Au XXIe  siècle, il n'est plus acceptable de considérer l'entreprise sans l'entrepreneur. Une fois pour toutes on doit cesser de la définir comme une simple unité de production, et cesser également de la désirer la plus gigantesque possible pour satisfaire à l'idée que des ingénieurs (très brillants et estimables) et des fonctionnaires (encore plus honnêtes) se font de la rationalité.

Or, en page 3 des Échos, quotidien français de l'économie, nous voyons un tableau intéressant d’impôts supportés par les entreprises, sans considération des charges pesant sur l'entrepreneur en tant qu'individu. C'est ainsi que "l'impôt sur le sociétés" voisine avec "la taxe professionnelle", mais on ne semble pas se préoccuper de la lourdeur (évaluée à 10 milliards) de la part d'impôt sur le revenu (autrefois appelé IRPP, des personnes "physiques") supporté par les individus, et on ne tient pas compte des droits de succession ou de l'ISF, puisque celui-ci n'est pas supposé frapper l'outil de travail.

Quant aux charges sociales on les a tout simplement éliminées de tout le raisonnement, destiné à réhabiliter "l'image" de la fiscalité française.

Ces chiffres et cette logique sont ceux de la Cour des comptes et du Conseil des impôts.
Ceci ne veut pas dire que tout ce que disent ces respectables institutions serait absurde ou inutile .
Cela veut dire au contraire que l'on doit consulter leurs travaux, utiliser leur documentation, analyser leurs chiffres, mais remettre en cause leur logique propre, qui est celle des technocrates.
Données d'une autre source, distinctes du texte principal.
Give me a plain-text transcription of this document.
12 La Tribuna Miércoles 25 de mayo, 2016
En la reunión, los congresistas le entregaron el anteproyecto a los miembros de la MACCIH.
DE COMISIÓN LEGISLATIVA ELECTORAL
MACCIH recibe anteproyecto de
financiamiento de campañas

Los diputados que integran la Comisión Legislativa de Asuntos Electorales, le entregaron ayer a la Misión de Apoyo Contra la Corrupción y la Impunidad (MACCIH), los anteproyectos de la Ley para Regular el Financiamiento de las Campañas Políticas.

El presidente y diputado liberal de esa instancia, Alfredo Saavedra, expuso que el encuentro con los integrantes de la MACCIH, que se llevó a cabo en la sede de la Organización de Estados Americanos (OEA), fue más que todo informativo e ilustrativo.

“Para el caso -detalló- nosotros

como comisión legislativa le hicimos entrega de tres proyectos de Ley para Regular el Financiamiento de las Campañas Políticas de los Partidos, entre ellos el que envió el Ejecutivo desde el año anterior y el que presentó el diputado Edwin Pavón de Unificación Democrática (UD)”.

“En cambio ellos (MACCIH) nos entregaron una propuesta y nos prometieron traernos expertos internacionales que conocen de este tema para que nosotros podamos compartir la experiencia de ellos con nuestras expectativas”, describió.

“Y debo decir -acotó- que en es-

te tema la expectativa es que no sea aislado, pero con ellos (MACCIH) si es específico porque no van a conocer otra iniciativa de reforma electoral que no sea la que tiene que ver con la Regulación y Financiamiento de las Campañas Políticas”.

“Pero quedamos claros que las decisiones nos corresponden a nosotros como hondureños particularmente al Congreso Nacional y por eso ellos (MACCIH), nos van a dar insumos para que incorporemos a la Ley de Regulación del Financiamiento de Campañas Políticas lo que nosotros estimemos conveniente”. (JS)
Par exemple dans les travaux du Conseil des impôts, de la Cour des comptes, etc. apparaît une intéressante pièce à verser au débat : c'est à la fois la diversité foisonnante des charges fiscales, et la part très lourde de la taxe professionnelle.

Voici les principaux impôts supportés en France par les entreprises, pour l'année 2003

Sur la question de la diversité, il y a beaucoup à dire.
Et par exemple ceci :
a) Cette diversité même empêcherait, s'il en était besoin, de prendre au sérieux la notion même d'harmonisation fiscale en Europe.
b) Ou bien, en effet, on imagine une Europe strictement "jacobine", centralisée, théoriquement égalitaire, qui poserait les mêmes taux de fiscalité partout, dans tous les domaines, et personne n'en veut. Ces serait d'ailleurs sûrement un désastre qui amènerait très vite à instaurer d'énormes dépenses de compensation des handicaps — le terme du jargon eurocratique est celui de "cohésion"— comme en connaissent les pays centralisés (7).
c) Cette hypothèse n'étant pas soutenable, l'harmonisation serait simplement superficielle. Elle ne tiendra aucun compte de taxes que l'on qualifiera de "mesquines". En France les entreprises supportent 3 milliards d'euros au titre de la taxe sur les ordures ménagères, etc.
d) On est en train de le voir avec le projet de réforme de la feuille de paye imaginée par le jeune ministre Dutreil, dans le cadre des vieilles idées de "simplification". Ces mesures effectivement "simplistes" sont des horreurs qui vont retarder encore la nécessaire mise en concurrence des caisses sociales.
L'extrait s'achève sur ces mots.